Too Much Data? Cleversafe's Got Your Back

Written by Amina Elahi
Published on Jul. 12, 2012

Don’t you hate when you have petabytes of data and no efficient way to store and analyze them? Well, for most of us, this isn’t a problem. But for others who deal with huge quantities of data--the U.S. government, say--Cleversafe has plans for a Dispersed Compute Storage solution that will cut infrastructure costs, reduce required storage capacity and improve data integrity. If that’s not enough, they’ll also facilitate the convergence of computation and storage for even those with unimaginable amounts of data.

Cleversafe plans to achieve this by marrying the power of Apache Hadoop’s MapReduce with their own Object-based Dispersed Storage System. Traditionally, data storage and analysis are treated as distinct phases of computation systems. When data has to move from place to place, it takes longer to process, which frequently results in bottlenecks. In small quantities, it’s less of an issue but for organizations dealing in massive amounts of data, traditional models are a nightmare.

“The key to reducing both cost and complexity is to combine computation with dispersed storage,” said Chris Gladwin, CEO and President of Cleversafe. “Cleversafe’s solution will provide infinitely scalable,  reliable, and cost effective storage for data to support massive computation while enhancing the analysis workflow.”

This video from ZDNet does a good job explaining how Cleversafe’s system works.

Hadoop works to bring computation to where the data is, rather than treating the two as separate entities.
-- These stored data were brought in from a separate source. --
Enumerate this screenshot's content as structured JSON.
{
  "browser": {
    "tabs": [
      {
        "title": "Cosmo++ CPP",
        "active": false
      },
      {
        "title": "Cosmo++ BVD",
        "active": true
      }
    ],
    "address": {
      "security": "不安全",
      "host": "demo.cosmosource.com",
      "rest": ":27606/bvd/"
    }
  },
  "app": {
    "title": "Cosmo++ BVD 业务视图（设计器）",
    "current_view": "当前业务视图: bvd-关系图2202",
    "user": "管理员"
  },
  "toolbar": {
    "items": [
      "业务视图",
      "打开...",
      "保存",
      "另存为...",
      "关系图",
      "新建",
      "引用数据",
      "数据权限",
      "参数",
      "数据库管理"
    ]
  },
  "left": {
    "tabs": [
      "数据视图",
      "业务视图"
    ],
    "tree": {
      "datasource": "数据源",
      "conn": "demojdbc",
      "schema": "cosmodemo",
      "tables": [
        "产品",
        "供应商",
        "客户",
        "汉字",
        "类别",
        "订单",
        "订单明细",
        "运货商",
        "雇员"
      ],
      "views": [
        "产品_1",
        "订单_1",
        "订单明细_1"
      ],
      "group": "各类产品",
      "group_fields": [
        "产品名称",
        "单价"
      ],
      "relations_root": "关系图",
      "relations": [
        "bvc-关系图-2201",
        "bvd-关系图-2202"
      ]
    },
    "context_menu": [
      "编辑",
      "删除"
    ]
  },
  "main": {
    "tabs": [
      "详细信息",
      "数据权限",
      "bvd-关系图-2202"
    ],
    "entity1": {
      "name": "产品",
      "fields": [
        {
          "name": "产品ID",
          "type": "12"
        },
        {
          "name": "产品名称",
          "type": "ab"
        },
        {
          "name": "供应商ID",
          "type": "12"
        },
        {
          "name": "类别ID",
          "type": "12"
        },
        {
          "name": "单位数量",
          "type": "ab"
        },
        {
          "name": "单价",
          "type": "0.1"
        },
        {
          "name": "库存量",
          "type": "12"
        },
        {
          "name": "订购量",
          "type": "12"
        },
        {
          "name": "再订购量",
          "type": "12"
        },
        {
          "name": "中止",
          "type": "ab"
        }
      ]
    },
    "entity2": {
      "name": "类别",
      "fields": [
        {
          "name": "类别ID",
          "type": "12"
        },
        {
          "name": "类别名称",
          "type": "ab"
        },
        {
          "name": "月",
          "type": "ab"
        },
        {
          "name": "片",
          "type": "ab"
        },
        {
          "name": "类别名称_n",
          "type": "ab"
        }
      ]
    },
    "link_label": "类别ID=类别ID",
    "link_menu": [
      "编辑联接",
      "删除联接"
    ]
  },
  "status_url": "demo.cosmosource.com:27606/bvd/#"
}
However, it struggles to keep up when the ask is too big. For example, since it houses metadata in one server, a failure can spell serious short-term or permanent data loss. It also backs data up by creating three copies, which is virtually unscalable for higher data sizes. Cleversafe, on the other hand, employs erasure coding, the method by which it is able to build large-scale clouds like the one it’s currently developing with Lockheed Martin to protect federal agencies’ data.

Bottom line: Cleversafe is proposing a system that cuts out the bottleneck by bringing computation (easily mobile) to data (hard to transport), making the process simultaneous rather than sequential.

Is this a failproof system? Of course not. Nothing is guaranteed. A recent TechCrunch article pointed out that erasure coding “is math heavy and requires considerable system resources to manage.” Erasure coding is certainly not suited for every application, but as the process grows more sophisticated, it is also becoming more efficient and able to handle higher performance needs.

Wrote David Vellante at Wikibon:

We expect erasure coding techniques to continually move up the performance spectrum, supporting not only archiving but increasingly more business critical applications...It's just a matter of time in our view.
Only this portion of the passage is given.